Barroso, l’accapareur

Par Lundi 11 juillet 2016 Permalink 5

José-Manuel Barroso continuait, (continue?) à percevoir 13 540 € en vertu d’une rémunération que ces européistes se sont alloués pendant trois ans après avoir quitté leur poste de commissaire européen. Elle est justifiée par le fait qu’elle ôterait l’envie d’accointances mal venues entre les haut fonctionnaires européens et des multinationales privées. La lutte contre la corruption passe d’après ces gens par des revenus mirobolants pendant et après leurs fonctions afin qu’ils ne puissent être soudoyés!
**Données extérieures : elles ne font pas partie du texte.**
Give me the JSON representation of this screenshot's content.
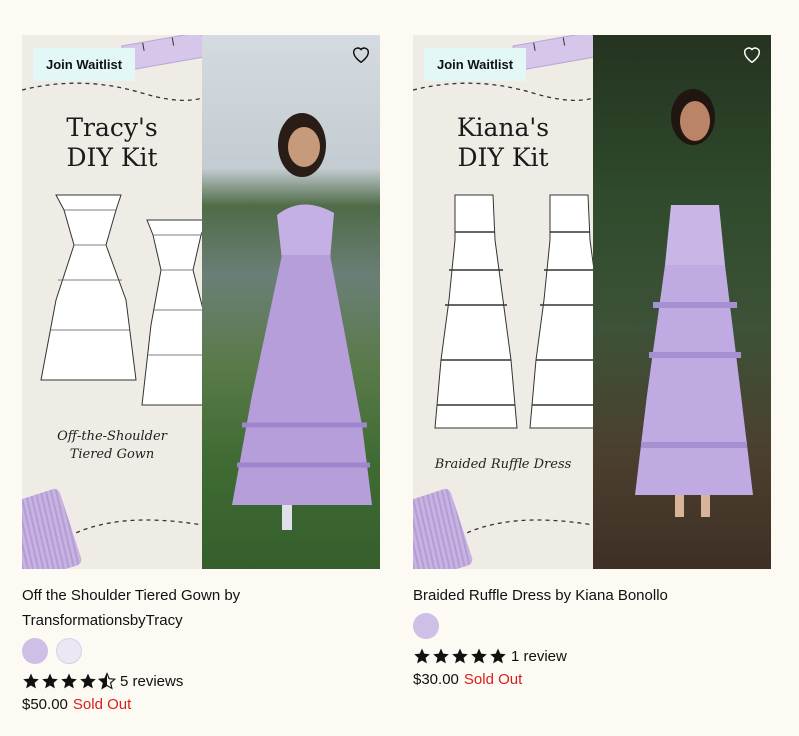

On se souvient de l’attitude de Moscovici en 2015 qui n’osait avouer en public tout en s’en vantant en privé, sa rémunération de commissaire européen. Les rémunérations indécentes qu’offre une organisation internationale qui ne cesse de prôner la rigueur budgétaire pour les pays en difficulté, ne sont rien d’autre qu’une captation des deniers publics. Ces milieux s’accaparent des richesses sur le dos des peuples en s’assurant une fortune sur plusieurs générations que les politiques des banques centrales ne cessent d’accroître avec un Quantitative Easing dont ils sont les bénéficiaires mais qui sabote un bien commun qui est la valeur d’une monnaie. L’idée est de se remplir les poches de pognon le plus vite possible, avant qu’il ne soit trop tard et qu’un jour les citoyens renversent tous ces individus qui n’apportent rien à la communauté, ne créent aucune richesse mais se servent copieusement.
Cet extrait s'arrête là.